A federal judge has dismissed a lawsuit by a security guard who was injured during a 2015 terror attack by ISIS radicals in Garland, Texas. Bruce Joiner alleged the FBI was liable, arguing the bureau had prior knowledge of the impending violence and had even helped incubate the idea with attackers, but then failed to stop it.
Joiner was shot in the lower leg after Elton Simpson and Nadir Soofi opened fire at a perimeter checkpoint at the Curtis Culwell Center in Garland, where inside "The First Annual Muhammad Art Exhibit and Contest" was taking place.
ISIS later claimed responsibility, marking the first time the terror group ever carried out an attack on U.S. soil. Simpson and Soofi were fatally shot within yards of where their attack began.

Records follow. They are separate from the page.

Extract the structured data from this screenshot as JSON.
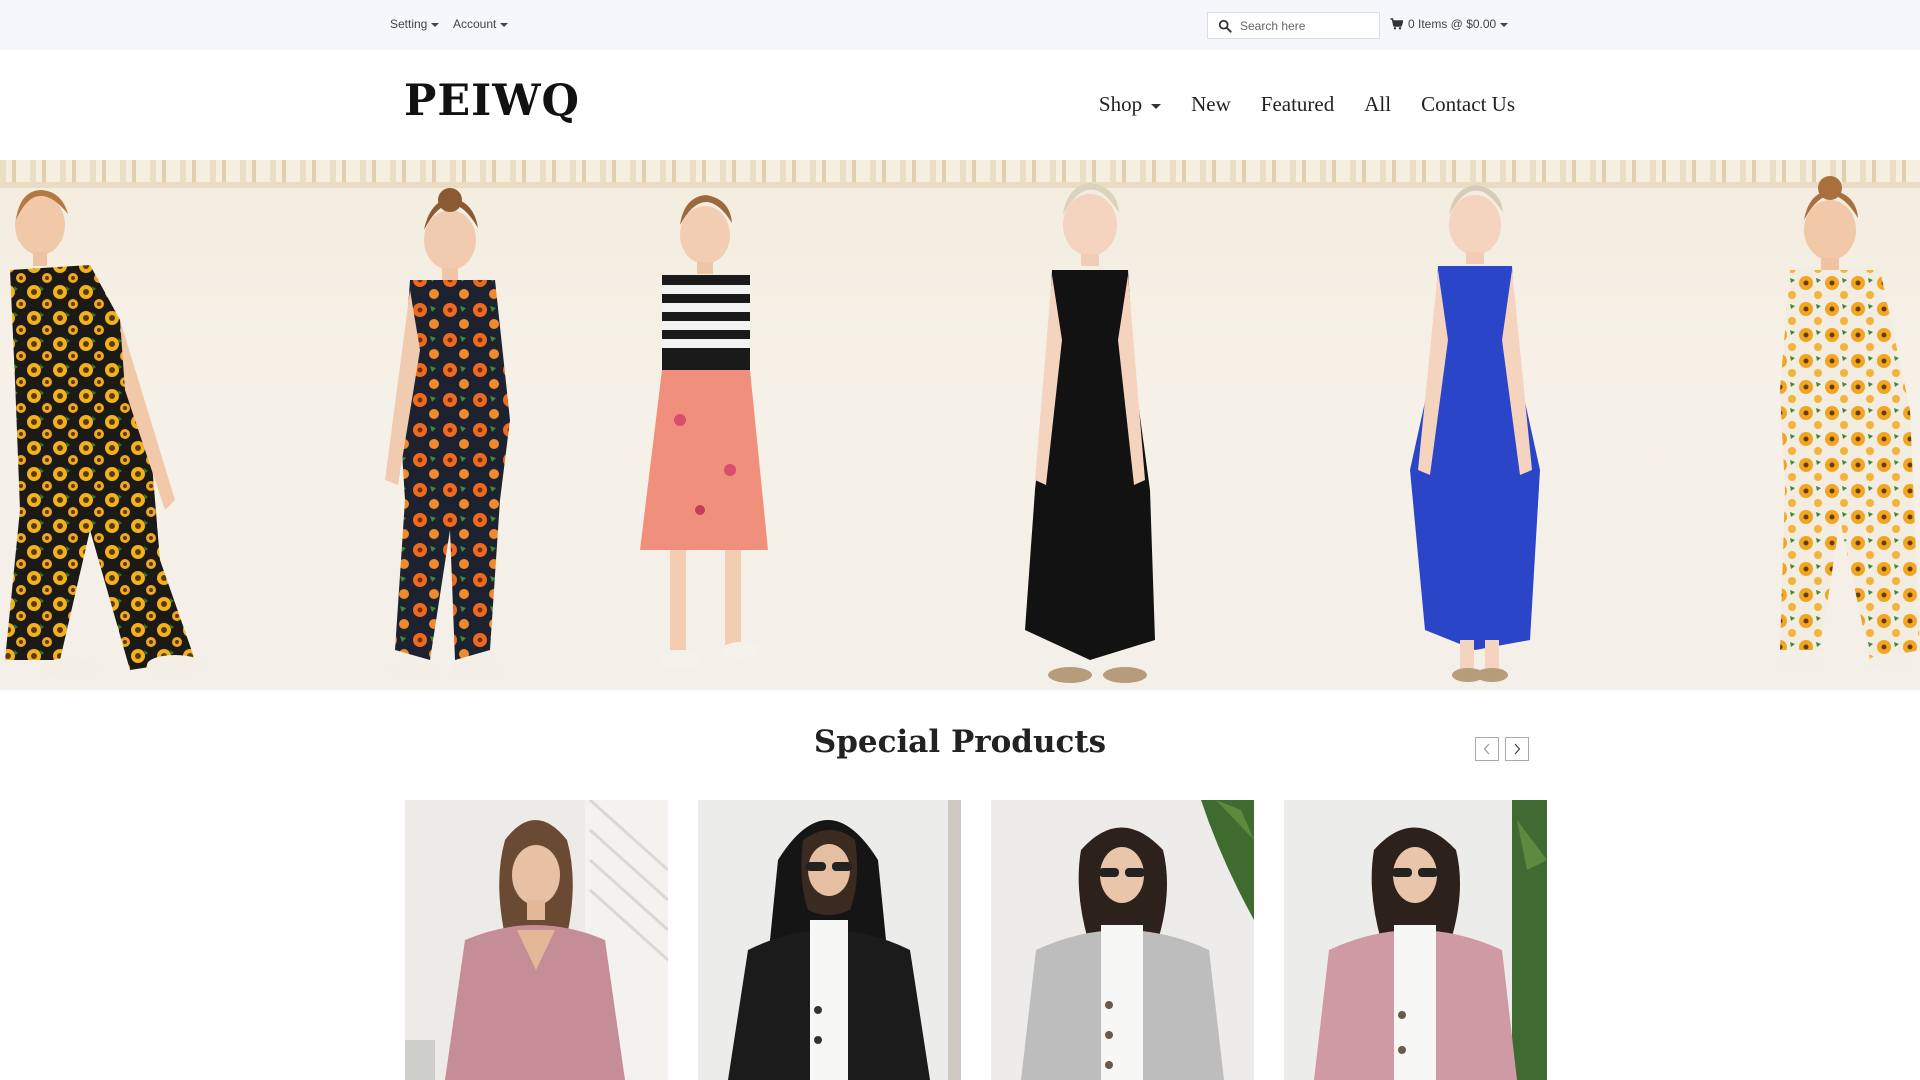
{
  "topbar": {
    "setting_label": "Setting",
    "account_label": "Account",
    "search_placeholder": "Search here",
    "cart_label": "0 Items @ $0.00"
  },
  "header": {
    "logo": "PEIWQ",
    "nav": {
      "shop": "Shop",
      "new": "New",
      "featured": "Featured",
      "all": "All",
      "contact": "Contact Us"
    }
  },
  "special": {
    "title": "Special Products"
  },
  "icons": {
    "search": "search-icon",
    "cart": "shopping-cart-icon",
    "prev": "chevron-left-icon",
    "next": "chevron-right-icon",
    "dropdown": "caret-down-icon"
  },
  "colors": {
    "topbar_bg": "#f6f7fb",
    "text_dark": "#222222",
    "banner_bg": "#f4eee4"
  }
}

Documents released through other court cases, however, revealed how close the FBI was to the action of the attack, which has since drawn media and congressional scrutiny.

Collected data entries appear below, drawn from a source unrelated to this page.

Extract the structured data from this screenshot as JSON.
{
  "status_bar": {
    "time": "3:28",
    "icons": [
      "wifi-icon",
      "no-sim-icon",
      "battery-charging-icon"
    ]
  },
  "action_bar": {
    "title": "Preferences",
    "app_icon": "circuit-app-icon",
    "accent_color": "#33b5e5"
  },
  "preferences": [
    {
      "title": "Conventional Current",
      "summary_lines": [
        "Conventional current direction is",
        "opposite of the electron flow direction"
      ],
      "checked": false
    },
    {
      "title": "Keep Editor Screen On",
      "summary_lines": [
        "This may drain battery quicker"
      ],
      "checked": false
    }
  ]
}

Shortly after the "Muhammad Art Exhibit" event was announced in early 2015, the undercover agent who had been infiltrating the small cell of radicals texted Simpson, saying, "tear up Texas."
Additionally, the undercover agent was in a separate car directly behind Simpson and Soofi when they opened fire and had been taking pictures of the attackers' car just seconds before the shooting began.
When the first shots were fired, the undercover agent fled his own vehicle, but was apprehended by local police, at which point the agent told police he was undercover with the FBI.
Joiner claimed the FBI was liable for his injury and was seeking millions in damages but has consistently maintained that his lawsuit was about getting information from the bureau to uncover the full extent of their actions leading up to the attack.
"It seems like it had to have been one or the other," Joiner's attorney Trenton Roberts said in 2017, just a few months before filing the lawsuit. "Just a complete botched operation where [the FBI] don't want the attack to actually take place, or, it's something where they need the attack to take place in order for [the agent] to advance in the world of ISIS."
Joiner and Roberts went further in their court filing, alleging a cover up at the highest levels of the FBI.
"In the aftermath of the attack, former FBI Director James Comey lied to the American people by claiming that Simpson was a 'needle in a haystack' that was 'invisible to us,'" the filing said. "Even after it had come to light that an undercover FBI agent had been communicating extensively with the terrorists during the week prior to the event and had accompanied them as they carried out the attack, the FBI continued to assert that 'there was no advance knowledge of a plot to attack the cartoon drawing contest.'"
Roberts did not respond to requests for comment for this article, including questions as to whether any kind of appeal might be pursued.
The Department of Justice and the FBI were invoking government immunity for their defense.
Judge Karen Gren Scholer in the Northern division of U.S. District Court delivered her ruling on the Friday before Christmas.
"The Court finds that the conduct alleged by Plaintiff fall within the scope of the discretionary authority conferred on the FBI by the Undercover Guidelines and the DOIG [Domestic Investigations and Operations Guide]."
As the case progressed in 2017, the DOJ lawyers representing the FBI had asked the judge to delay discovery in the case until a ruling on dismissal had been provided. Therefore, another consequence of Scholer's ruling is that Joiner did not receive any additional documentation from the bureau about their activities leading up to the attack, and the odds of ever obtaining any additional information from the FBI now seem slim or nonexistent.
In another court filing related to Joiner's suit, the DOJ had described the "tear up Texas" text message as "innocuous."
In March of last year, the undercover agent testified against the ringleader of the entire attack, Erick Jamal Hendricks. The testimony came under highly unusual circumstances where the agent appeared on the stand under a light disguise and using a pseudonym, and the courtroom was cleared except for attorneys, jury members, and essential court members.
In that testimony, the agent said he did not have advance knowledge of the attack, and was surprised when the shooting began.
Other documents about the attack reside with the Garland Police Department, but open records loopholes in Texas have allowed the department to avoid disclosing them.
Also, in a press conference just days after the attack, the Garland police chief answered questions at length about the attack and the response. The chief did not make any mention of apprehending and detaining an undercover FBI agent on the scene, a fact that had not yet been put in the public sphere through court cases.
The entire affair minus Joiner's lawsuit became the subject of a 60 Minutes expose. On Capitol Hill, Republican senators Ron Johnson (Wis.,) and Ted Cruz (Tex.) pushed FBI officials for more accountability on the bureau's actions, including questioning FBI director James Comey on the issue in open testimony prior to Comey's firing by President Trump.
But little else about the attack has been produced with the exception of the testimony of the undercover agent during the prosecution of Hendricks, who was found guilty of "attempting and conspiring to provide material support" to ISIS.